In construing statutory provisions, the appellate courts are to glean the legislative purpose and intent from the language used, and they are to give effect to that purpose and intent. State v. Gracey, 288 Kan. 252, 257, 200 P.3d 1275 (2009); Hall v. Dillon Companies, Inc., 286 Kan. 777, 785, 189 P.3d 508 (2008). It is not the courts' business or function to add to or take away from the language of a statute. And the courts should not impose some meaning on a statute beyond what the words themselves convey through their common and usual definitions. * * * *



The common meaning of “oncoming” entails movement forward.
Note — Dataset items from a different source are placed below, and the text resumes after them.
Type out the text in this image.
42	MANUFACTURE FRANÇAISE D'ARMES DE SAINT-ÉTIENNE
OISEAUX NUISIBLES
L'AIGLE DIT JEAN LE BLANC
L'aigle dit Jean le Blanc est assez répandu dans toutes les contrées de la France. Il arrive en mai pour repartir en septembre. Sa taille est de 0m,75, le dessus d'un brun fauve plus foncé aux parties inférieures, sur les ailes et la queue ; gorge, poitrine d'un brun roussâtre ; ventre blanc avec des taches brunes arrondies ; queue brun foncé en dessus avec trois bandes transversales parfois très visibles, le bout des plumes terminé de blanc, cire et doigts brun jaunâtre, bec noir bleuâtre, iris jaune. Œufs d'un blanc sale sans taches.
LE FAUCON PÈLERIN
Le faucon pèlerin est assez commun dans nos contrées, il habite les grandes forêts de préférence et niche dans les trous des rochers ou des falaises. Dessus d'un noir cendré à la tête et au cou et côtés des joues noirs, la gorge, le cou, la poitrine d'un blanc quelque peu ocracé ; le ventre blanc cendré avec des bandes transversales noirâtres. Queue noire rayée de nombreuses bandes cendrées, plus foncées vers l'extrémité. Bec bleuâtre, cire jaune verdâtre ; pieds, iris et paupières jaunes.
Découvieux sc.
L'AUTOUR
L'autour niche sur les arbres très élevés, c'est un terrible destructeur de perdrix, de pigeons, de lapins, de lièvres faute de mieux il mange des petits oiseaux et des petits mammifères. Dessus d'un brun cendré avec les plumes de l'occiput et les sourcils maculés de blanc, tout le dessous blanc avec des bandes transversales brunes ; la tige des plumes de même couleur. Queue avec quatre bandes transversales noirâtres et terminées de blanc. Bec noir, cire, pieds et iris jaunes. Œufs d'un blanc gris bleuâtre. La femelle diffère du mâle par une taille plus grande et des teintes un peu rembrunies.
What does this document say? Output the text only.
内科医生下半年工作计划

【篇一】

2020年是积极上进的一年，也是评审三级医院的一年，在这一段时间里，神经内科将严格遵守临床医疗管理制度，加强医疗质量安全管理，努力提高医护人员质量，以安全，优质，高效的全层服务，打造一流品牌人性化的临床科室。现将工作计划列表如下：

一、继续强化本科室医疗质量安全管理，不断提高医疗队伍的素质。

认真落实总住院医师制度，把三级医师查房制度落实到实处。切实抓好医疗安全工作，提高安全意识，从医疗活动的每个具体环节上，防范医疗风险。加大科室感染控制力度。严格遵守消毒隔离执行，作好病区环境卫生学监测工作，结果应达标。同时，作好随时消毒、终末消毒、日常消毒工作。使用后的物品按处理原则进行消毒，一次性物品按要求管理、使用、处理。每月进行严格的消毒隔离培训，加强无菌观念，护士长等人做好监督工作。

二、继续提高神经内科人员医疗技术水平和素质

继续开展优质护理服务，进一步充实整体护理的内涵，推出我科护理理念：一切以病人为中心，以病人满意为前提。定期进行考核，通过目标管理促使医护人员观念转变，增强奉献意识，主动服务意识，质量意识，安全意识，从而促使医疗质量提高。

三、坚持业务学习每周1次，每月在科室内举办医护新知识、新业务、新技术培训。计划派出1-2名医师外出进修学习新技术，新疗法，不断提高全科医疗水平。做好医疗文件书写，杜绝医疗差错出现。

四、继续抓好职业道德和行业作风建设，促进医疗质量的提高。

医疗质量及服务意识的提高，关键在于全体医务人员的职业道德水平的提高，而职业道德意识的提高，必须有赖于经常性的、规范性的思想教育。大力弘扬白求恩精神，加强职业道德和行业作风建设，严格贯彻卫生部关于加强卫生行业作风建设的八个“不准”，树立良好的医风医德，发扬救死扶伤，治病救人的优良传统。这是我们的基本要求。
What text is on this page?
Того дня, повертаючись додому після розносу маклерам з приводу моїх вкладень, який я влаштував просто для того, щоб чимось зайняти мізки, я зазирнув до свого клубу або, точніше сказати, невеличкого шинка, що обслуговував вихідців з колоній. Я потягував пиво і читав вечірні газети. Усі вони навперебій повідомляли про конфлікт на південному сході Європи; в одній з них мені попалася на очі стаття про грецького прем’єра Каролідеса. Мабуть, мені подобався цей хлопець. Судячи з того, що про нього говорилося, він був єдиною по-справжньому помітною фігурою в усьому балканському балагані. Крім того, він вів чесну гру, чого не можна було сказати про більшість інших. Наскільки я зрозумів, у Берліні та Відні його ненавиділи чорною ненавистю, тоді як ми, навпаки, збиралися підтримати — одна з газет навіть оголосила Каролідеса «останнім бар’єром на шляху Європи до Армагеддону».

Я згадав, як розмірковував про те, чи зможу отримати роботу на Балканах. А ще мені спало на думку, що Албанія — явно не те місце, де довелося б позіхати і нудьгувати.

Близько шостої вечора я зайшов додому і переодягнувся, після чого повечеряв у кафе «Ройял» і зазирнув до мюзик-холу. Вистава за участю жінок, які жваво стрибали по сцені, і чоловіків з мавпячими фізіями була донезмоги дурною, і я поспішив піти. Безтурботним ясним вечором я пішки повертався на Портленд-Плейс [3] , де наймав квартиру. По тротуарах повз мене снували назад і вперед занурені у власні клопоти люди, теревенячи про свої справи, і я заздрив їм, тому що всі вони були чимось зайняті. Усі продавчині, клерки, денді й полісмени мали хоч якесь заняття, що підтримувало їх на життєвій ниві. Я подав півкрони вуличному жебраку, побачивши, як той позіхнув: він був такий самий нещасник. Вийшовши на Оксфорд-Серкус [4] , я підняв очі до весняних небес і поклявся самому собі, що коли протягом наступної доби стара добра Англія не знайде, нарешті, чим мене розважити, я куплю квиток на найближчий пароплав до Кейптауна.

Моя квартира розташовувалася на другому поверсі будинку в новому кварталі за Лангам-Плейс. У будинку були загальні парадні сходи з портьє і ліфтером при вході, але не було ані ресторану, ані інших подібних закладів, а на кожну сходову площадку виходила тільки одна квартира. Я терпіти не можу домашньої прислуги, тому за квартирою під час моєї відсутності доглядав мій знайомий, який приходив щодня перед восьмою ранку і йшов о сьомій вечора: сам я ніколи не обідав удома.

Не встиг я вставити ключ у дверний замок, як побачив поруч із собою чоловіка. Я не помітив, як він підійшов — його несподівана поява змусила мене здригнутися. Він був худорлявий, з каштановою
Webster's Third New International Dictionary Unabridged 1575 (1966) (Oncoming means “moving forward upon one.”); Oxford American Desk Dictionary and Thesaurus 575 (2d ed. 2001) (Oncoming means “approaching from the front” and may be considered synonymous with “advancing” or “arriving.”); The American Heritage College Dictionary 971 (4th ed. 2004) (Oncoming means “coming nearer [or] approaching.”). An oncoming army is one that is advancing rather than bivouacked. The same may be said of cars. Hendricks' police cruiser was not “oncoming” when Peach drove by.

The State also tried to advance a good-faith exception, which was also rejected:

"In Martin v. Kansas Dept. of Revenue, 285 Kan. 625, 638–39, 176 P.3d 938 (2008), the court held that “an officer's mistake of law alone can render a traffic stop violative of the Fourth Amendment....” The court cited cases from the United States Court of Appeals for the Tenth Circuit and other federal authority supporting that principle. While the holding in Martin is not stated as rule without exception or to be invariably applied, the court certainly recognized a law enforcement officer's misunderstanding of the correct construction of a statute upon which he or she relied in making a stop and in seizing evidence would permit a formidable and likely successful Fourth Amendment challenge to those actions."

Editor's Note: Yes, this case is a real 'Peach' for the defense!